"There is no such country as Belgium," Sir Bernard Ingham, Margaret Thatcher's spin doctor, used to say. Now, it is a country with no government, which is under threat from tensions between Flemish-speakers in the north and Walloons, or French-speakers, in the south – made worse by the rise of the New Flemish Alliance (N-VA), which wants Flanders to break off from the rest of the country.
Into these choppy waters, David Cameron has dived, inviting the N-VA leader Bart De Wever over for a half-hour chat in Downing Street followed by a reception in Parliament. This meeting was not reported in the British press, but it was picked up by the Belgian media and caused predictable offence.
Why should Mr Cameron want to alienate Walloons by socialising with Belgium's equivalent of Alex Salmond? The answer is because the Tories have had to scour Europe for allies to join the rump group Cameron created in the European Parliament to appease the Tory right.

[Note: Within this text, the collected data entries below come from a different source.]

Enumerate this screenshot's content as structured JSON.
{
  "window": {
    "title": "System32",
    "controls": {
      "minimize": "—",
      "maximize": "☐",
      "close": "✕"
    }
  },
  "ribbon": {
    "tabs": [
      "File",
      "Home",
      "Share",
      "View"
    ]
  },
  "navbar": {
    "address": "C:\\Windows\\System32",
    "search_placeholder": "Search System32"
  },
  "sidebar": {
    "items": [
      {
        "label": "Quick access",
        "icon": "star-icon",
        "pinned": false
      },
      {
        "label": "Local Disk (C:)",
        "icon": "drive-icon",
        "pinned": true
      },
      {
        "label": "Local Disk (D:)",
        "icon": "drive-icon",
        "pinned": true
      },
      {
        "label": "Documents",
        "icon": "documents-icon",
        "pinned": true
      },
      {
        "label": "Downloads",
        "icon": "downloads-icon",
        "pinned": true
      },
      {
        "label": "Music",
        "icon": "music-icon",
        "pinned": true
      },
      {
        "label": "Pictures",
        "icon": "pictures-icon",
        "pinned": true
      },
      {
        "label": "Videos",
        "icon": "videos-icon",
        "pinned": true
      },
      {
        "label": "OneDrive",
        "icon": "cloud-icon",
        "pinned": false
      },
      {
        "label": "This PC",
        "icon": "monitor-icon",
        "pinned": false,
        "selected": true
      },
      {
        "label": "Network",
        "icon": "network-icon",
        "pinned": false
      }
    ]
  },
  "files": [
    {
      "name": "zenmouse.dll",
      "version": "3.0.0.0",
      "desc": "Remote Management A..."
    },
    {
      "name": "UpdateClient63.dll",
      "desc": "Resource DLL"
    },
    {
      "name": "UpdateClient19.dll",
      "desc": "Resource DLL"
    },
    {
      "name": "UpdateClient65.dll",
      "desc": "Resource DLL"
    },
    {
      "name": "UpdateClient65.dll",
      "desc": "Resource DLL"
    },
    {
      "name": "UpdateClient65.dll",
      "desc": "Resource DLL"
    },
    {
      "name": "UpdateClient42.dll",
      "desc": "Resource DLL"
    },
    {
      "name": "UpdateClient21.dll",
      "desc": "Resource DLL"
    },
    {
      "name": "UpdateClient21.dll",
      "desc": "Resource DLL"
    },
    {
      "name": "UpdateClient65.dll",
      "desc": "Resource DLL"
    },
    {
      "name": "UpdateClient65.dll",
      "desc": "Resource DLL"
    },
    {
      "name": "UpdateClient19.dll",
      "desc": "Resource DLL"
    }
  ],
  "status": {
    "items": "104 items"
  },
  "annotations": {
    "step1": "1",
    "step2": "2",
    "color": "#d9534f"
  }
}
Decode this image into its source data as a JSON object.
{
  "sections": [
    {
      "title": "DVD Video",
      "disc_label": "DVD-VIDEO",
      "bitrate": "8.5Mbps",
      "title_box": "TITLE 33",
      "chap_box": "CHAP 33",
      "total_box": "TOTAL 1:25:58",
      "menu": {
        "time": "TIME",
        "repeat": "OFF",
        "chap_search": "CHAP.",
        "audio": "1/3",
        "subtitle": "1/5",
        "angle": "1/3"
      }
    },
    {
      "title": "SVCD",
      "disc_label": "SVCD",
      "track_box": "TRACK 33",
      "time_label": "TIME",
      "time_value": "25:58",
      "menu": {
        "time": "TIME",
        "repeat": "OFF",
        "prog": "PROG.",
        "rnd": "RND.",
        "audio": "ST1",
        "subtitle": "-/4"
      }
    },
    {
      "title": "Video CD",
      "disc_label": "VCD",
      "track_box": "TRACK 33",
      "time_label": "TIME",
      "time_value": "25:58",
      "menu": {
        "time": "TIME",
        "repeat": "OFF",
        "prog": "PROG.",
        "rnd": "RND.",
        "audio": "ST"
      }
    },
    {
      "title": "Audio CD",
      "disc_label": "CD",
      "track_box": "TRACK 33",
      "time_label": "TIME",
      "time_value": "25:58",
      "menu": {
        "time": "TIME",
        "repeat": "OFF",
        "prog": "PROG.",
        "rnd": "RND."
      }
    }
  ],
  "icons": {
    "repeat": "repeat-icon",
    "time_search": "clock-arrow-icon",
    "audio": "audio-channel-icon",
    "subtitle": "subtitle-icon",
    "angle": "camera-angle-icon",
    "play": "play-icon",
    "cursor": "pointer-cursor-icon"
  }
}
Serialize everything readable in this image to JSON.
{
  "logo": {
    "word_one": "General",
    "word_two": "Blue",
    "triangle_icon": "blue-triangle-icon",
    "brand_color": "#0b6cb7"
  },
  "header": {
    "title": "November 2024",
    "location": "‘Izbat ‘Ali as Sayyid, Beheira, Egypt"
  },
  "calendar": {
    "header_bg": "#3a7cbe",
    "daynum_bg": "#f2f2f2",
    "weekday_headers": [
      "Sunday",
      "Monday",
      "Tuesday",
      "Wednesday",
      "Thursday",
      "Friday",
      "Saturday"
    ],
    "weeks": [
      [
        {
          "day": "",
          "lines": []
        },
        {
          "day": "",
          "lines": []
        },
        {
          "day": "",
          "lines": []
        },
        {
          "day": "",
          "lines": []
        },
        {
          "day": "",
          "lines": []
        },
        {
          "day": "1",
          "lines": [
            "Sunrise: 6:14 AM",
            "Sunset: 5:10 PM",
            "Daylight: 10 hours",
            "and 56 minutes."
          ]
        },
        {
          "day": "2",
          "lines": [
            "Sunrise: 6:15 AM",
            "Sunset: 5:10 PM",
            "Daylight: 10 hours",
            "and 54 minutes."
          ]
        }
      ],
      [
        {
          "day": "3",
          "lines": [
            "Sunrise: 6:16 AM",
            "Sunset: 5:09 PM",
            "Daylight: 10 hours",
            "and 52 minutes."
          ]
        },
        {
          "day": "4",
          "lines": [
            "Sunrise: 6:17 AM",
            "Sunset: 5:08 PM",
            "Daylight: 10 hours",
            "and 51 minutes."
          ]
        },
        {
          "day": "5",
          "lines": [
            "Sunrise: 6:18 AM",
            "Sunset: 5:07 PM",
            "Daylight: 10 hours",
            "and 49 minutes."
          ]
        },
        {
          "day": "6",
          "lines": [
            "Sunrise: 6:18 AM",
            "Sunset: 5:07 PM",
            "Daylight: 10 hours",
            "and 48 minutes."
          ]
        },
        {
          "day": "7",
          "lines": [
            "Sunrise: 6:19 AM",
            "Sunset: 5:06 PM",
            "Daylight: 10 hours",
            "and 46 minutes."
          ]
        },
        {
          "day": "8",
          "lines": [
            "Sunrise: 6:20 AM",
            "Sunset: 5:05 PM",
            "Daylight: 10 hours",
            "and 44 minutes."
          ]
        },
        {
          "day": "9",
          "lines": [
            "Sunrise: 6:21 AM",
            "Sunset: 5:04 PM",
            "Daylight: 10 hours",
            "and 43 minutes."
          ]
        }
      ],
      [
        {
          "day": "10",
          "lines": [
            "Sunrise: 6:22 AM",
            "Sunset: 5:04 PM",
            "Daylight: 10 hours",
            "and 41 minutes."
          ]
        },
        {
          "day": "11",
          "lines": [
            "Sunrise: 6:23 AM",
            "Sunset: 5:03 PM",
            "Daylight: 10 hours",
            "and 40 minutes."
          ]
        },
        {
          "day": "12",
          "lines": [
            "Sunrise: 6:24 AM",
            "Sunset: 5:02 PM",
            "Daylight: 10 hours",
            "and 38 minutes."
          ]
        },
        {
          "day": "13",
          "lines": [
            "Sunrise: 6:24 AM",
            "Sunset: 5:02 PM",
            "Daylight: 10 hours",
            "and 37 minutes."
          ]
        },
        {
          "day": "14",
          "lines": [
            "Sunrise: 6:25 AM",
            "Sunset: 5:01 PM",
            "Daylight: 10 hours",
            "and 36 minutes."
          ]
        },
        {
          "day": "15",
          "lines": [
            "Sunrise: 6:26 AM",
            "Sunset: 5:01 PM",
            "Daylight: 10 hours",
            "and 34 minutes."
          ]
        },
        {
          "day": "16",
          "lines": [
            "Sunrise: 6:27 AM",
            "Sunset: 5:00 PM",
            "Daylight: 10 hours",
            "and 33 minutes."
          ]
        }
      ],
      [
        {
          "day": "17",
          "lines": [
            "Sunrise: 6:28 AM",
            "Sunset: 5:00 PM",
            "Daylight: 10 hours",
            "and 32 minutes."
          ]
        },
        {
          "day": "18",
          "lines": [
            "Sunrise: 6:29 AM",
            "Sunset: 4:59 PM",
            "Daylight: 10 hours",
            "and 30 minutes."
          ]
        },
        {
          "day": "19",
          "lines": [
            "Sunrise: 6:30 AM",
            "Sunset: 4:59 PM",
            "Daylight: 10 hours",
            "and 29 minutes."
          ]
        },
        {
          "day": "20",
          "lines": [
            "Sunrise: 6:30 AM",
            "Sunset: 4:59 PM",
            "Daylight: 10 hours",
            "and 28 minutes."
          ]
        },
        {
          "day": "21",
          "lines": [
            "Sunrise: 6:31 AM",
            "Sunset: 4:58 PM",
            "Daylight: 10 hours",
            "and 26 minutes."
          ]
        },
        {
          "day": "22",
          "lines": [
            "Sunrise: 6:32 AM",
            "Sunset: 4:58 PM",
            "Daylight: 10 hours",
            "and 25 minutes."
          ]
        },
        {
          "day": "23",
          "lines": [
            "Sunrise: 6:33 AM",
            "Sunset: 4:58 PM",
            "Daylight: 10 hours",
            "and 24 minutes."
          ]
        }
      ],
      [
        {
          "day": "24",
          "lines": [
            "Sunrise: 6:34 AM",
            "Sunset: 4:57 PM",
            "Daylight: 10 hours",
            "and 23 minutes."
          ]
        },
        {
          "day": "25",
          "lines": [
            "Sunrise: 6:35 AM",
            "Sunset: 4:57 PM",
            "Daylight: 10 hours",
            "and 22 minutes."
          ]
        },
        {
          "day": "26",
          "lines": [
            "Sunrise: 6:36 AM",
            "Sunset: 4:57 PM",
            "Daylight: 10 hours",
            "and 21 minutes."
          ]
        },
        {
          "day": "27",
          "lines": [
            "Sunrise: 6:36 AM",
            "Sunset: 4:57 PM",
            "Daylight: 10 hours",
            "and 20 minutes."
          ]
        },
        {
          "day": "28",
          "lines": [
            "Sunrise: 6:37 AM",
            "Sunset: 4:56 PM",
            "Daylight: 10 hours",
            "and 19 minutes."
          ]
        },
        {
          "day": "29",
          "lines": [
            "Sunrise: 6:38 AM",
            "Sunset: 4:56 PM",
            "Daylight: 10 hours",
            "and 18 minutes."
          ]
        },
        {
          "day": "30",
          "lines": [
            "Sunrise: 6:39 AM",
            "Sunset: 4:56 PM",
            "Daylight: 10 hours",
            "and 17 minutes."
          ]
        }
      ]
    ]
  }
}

Rely on me to stand (down)
The main line of attack from the Lib Dems in the upcoming by-election in Leicester South was to have been directed at the outgoing Labour MP, Sir Peter Soulsby, for changing his mind about what he wanted to do and deciding to run for mayor. The Lib Dem candidate was to be that pillar of consistency, Parmjit Singh Gill, the former MP who wanted his job back.
But on Budget day, Mr Gill quietly pulled out, claiming to have discovered that the campaign would be a strain on his family. Nothing at all to do with details of his expenses and allegations of vote rigging posted by the blogger Guido Fawkes, of course.
Generous to a fault
Den Dover, the former Tory MEP who has been told to repay £345,289 of the expenses he funnelled through a family firm, has fallen back on the excuse that nobody told him it was wrong. Rules that were "far from clear" made him think it was OK, for instance, to charge the taxpayer for three cars costing £101,068. Such sums make the three MPs jailed for fraudulent claims look almost thrifty.
Regrets, he's got a few
In a foreword to a book published this week, The Prime Ministers Who Never Were, Denis Healey writes: "I used to believe that I would rather people wondered why I was not Prime Minister than why I was... Now, however, I feel it is better to be Prime Minister..." But surely not when you're 93?